As Sullivan evaluated the situation, she saw a group of people park their van and emerge with three fishing rods and a Hibachi grill.
“I thought, they’re not only planning on catching the fish — they’re going to eat it,” she said. “We’ve got to warn people.”
Jet A fuel, the type involved in the accident, is a confirmed animal carcinogen with unknown relevance to humans, according to the Chevron Phillips safety sheet on the chemical. One ingredient, naphthalene, is listed as “immediately dangerous to life or health” at concentrations of 250 parts per million. It was not clear what long-term impacts the spill might have on the health of the bayou and nearby residents.
The spill was the result of a pump malfunction at the Southwest facility that stores fuel at Hobby Airport, said Southwest Airlines in a statement. The facility is run by SwissPort, a fuel vendor based out of Switzerland that could not be reached on Sunday.
“We are actively working with the Coast Guard and local authorities to recover and contain fuel that escaped the facility, as well as investigate the cause of the pump malfunction,” said Southwest Airlines. “Additionally, SwissPort, our fuel vendor, is working with their emergency response partners to mitigate the release.” Mitigation is expected to take a few weeks.

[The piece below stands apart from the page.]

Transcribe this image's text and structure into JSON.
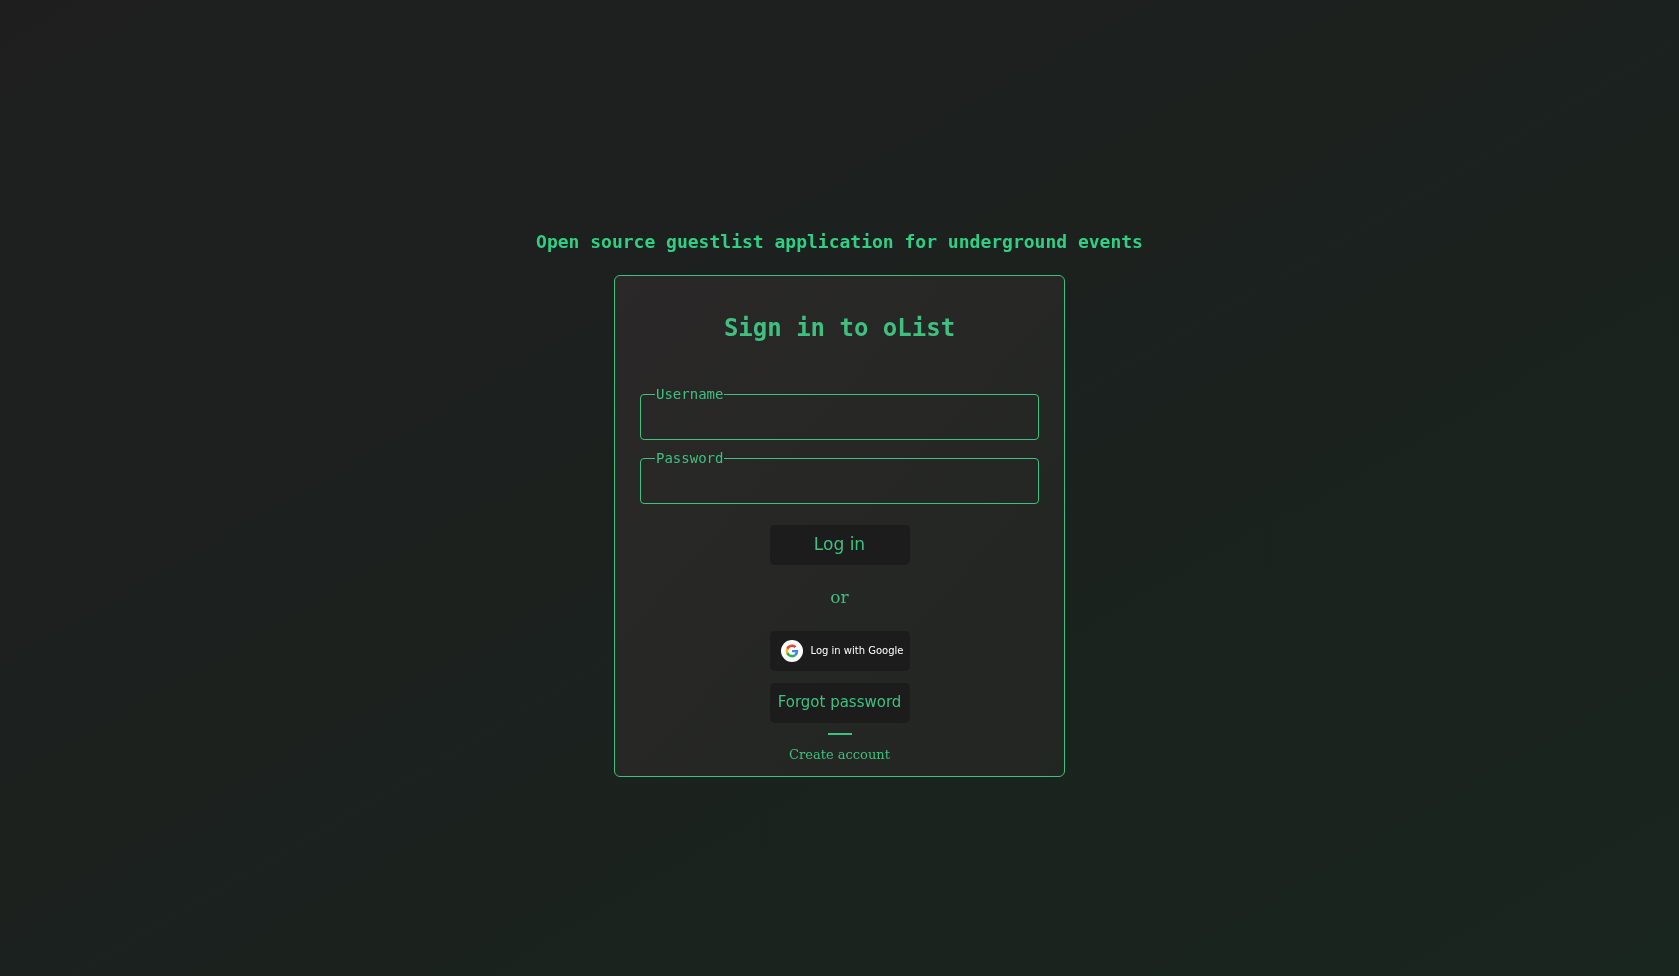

“It’s still ongoing, and I’m not going to comment on the spill cleanup,” said an employee at Phoenix Pollution Control, a Baytown-based company that responds to chemical spills and was seen at the site of the Hobby Airport fuel spill.
While investigating the fuel contamination in Sims Bayou, the Houston Health Department also discovered illegal grease discharge from the Jack in the Box on Airport Boulevard was making its way into the waters.
Whether SwissPort or Jack in the Box will face consequences for the contamination depends on the results of the investigation, said Porfirio Villarreal, public information officer for the Houston Health Department. Texas Parks and Wildlife, the Texas Commission on Environmental Quality and Houston Public Works are also involved in the investigation.
Villarreal added that the health department always advises against consuming fish from Houston’s bayous, because chemicals from across the city are washed into the waterways whenever it rains. “It’s contaminated,” he explained. “No one should be eating from that bayou.”
Claudia Gee Vassar, president of the Houston Botanic Garden, a park slated to open in 2020 that is bisected by Sims Bayou, said she was troubled about the implications for local ecosystems and the public. “Our concern is to make sure we are protecting the soils, the land and the habitat for animals and the environment for all of our neighbors,” she said.
Turtles, toads and over 100 species of birds — including the great blue heron, double-crested cormorant and bald eagle — frequent Sims Bayou, and people fish from its waters. Sims Bayou is known for bass, carp and channel catfish.
Mary Anne Weber, director of the Houston Audubon Raptor and Education Center at Sims Bayou, said she has noticed temporary floating barriers — typically used to contain oil spills — in Sims Bayou since Feb. 4. She has seen workers on boats using hoses to vacuum the fuel from the water’s surface.
“How could so much fail so dramatically?” asked Sarah Bernhardt, president of the Bayou Preservation Association. “It wasn’t small — 64,000 gallons, that’s a lot of barrels of oil. And Sims Bayou is such an important recreational location for fishing and paddling. We’re very concerned that this could be affecting local residents.”
And while people are still visiting Sims Bayou, other locals have been conspicuously missing.
“I haven’t seen the usual ducks and birds that are on the bayou since Monday,” Weber said. She said the sudden activity associated with the cleanup may have scared them off.